Maduro, ¿para qué?

Por Simón S. Doncel para El 7
Hay una palabra que está presente en la vida de todos: madurar. Es pasar de una etapa a otra, abandonar ciertos comportamientos y asumir otros.
Eso era, precisamente, lo que muchos esperaban de Venezuela cuando la Fuerza Delta del Ejército de Estados Unidos capturó a Nicolás Maduro a comienzos de 2026.
Madurar era superar a Maduro. Dejar atrás al hombre que encarnaba la destrucción de Venezuela, la represión y el fracaso del chavismo.
Pero Maduro salió de escena y el chavismo no.
El sistema que construyó con Hugo CHávez sigue ahí.
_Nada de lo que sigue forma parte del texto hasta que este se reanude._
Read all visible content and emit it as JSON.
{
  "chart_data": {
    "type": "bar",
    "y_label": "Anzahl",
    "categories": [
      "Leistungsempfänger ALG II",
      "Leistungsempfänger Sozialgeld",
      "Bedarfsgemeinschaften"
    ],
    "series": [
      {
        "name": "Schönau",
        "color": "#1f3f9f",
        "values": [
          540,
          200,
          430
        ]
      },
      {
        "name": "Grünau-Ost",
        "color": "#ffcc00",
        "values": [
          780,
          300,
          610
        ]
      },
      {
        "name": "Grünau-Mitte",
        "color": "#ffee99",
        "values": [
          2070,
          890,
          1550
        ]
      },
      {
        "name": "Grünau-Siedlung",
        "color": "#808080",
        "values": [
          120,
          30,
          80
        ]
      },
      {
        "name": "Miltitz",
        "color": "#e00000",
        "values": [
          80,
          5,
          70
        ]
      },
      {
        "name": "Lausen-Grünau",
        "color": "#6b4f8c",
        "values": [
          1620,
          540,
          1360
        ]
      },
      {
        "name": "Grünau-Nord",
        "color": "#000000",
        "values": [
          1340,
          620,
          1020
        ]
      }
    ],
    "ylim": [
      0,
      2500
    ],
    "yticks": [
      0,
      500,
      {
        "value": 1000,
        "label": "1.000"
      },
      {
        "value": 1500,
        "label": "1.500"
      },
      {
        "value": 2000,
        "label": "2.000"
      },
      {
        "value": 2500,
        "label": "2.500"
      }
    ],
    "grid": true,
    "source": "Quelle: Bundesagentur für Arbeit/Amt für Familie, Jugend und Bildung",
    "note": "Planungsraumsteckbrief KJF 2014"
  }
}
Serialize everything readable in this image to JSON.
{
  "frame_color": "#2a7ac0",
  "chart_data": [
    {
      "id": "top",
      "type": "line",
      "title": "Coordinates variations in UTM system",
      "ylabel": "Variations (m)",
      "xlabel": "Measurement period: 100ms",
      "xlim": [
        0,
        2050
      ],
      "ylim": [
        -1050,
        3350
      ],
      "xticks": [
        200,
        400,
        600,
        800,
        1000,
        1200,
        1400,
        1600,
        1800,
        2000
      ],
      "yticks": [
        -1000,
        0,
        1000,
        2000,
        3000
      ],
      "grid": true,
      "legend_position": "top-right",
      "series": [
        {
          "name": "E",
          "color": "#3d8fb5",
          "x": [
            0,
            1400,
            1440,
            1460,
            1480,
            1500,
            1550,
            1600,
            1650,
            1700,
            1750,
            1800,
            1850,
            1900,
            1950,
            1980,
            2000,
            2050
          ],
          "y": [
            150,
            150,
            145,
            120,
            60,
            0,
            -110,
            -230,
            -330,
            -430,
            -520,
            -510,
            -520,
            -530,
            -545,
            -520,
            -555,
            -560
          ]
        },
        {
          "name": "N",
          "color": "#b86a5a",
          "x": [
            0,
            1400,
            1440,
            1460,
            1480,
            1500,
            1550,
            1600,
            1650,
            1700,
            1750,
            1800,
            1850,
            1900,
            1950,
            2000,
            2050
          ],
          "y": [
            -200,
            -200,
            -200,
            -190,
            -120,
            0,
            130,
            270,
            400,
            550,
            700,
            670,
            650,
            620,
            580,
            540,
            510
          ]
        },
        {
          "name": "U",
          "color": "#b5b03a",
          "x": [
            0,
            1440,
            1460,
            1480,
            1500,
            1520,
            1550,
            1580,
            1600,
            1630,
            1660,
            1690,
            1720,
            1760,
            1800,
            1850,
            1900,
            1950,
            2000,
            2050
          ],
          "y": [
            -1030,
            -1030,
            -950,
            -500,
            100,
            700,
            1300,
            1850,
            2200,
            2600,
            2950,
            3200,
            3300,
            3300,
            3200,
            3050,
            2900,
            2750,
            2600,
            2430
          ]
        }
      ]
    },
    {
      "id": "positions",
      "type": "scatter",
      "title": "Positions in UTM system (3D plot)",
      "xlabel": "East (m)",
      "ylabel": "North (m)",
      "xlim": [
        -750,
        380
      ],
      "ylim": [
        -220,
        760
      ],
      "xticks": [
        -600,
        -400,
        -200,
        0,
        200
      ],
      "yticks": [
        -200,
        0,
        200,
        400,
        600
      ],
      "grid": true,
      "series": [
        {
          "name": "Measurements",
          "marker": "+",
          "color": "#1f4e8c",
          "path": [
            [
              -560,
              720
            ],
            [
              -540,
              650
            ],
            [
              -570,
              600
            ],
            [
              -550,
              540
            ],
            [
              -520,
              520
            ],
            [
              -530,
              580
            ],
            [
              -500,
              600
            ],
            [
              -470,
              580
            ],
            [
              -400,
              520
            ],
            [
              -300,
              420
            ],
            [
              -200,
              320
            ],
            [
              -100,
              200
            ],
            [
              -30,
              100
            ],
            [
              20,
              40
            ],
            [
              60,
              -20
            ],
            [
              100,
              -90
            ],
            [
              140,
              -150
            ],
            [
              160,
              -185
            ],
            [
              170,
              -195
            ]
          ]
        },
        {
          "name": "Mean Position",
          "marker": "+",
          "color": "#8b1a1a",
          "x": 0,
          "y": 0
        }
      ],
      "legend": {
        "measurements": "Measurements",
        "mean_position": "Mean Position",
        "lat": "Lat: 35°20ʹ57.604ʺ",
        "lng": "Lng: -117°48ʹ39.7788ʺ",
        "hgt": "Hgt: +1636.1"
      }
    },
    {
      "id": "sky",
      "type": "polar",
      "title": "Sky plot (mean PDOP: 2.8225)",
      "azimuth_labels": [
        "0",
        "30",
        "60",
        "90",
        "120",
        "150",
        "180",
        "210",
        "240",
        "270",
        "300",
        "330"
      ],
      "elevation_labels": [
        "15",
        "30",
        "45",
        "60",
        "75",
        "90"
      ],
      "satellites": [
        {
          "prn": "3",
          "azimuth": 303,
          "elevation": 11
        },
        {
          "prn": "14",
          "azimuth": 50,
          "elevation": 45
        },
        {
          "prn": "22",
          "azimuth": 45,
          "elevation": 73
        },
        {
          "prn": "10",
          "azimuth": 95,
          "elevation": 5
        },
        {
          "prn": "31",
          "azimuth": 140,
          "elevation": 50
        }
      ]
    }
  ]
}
Y entonces aparece la pregunta que da título a esta columna:
Maduro, ¿para qué?
Durante años, el chavismo usó al antiimperialismo como el centro de su identidad política. Venezuela no podía depender de Estados Unidos, pero sí podía entregar petróleo a Cuba, financiar alianzas con Rusia o endeudarse con China. Todos tres con regímenes dictatoriales, pero aquello tenía otro nombre: soberanía, solidaridad revolucionaria, multipolaridad.
El petróleo era también una moneda de cambio. Servía para comprar armas, conseguir respaldo diplomático y mantener aliados como el régimen cubano.
Ahora el socio es Estados Unidos.
Y ahí aparece la contradicción que debería incomodar, sobre todo, a quienes colocaron al chavismo en un pedestal para la izquierda latinoamericana. El proyecto que prometía derrotar al imperialismo bajo las falsas banderas del bolivarianismo termina negociando con Washington y entregándose a Trump. El régimen que durante años acusó a Estados Unidos de querer quedarse con los recursos naturales venezolanos ahora le abre la puerta para utilizarlos.
¿Qué cambió?
El problema nunca fue entregar el petróleo. El problema era a quién.
De ahí sale el verdadero fracaso ideológico del chavismo: después de tantos discursos sobre soberanía, terminó demostrando que su principio más sólido no era el antiimperialismo, sino la supervivencia.
Una revolución capaz de actualizar el discurso cuando cambia el comprador. ¿Hoy se vale usar el término de McChavista?
Pero Estados Unidos tampoco está actuando por altruismo. Venezuela y Panamá (en el caso del control del Canal) muestran a un Washington decidido a ampliar su influencia en el hemisferio y a reducir el espacio de competidores como China y Rusia. Es una versión con esteroides de la Doctrina Monroe.
Estados Unidos hace lo que hacen las potencias desde siempre. China lo hace. Rusia lo hace. Y el chavismo, cuando pudo, también lo hizo dentro de su propia esfera regional y caribeña.
Por eso la discusión no debería ser solamente quién tiene el petróleo. Debería ser por qué una misma conducta cambia de nombre dependiendo de quién la ejecuta y a nombre de quién la ejecuta.
Si el petróleo termina en manos de Estados Unidos, ¿es imperialismo? ¿Y si termina en manos de China, es soberanía? ¿Si financia a Cuba es solidaridad revolucionaria? ¿Si financia a Washington es traición?
Los crímenes del chavismo siguen ahí y por ahora… seguirán ocurriendo.
Después de tantos años, quizá ya sea hora de madurar. De entender que hasta el chavismo puede tener al Yankee de amigo.
Maduro, ¿para qué? Para descubrir que el régimen podía cambiar de jefe, de aliado y hasta de enemigo, pero nunca de objetivo: seguir ahí enchufado.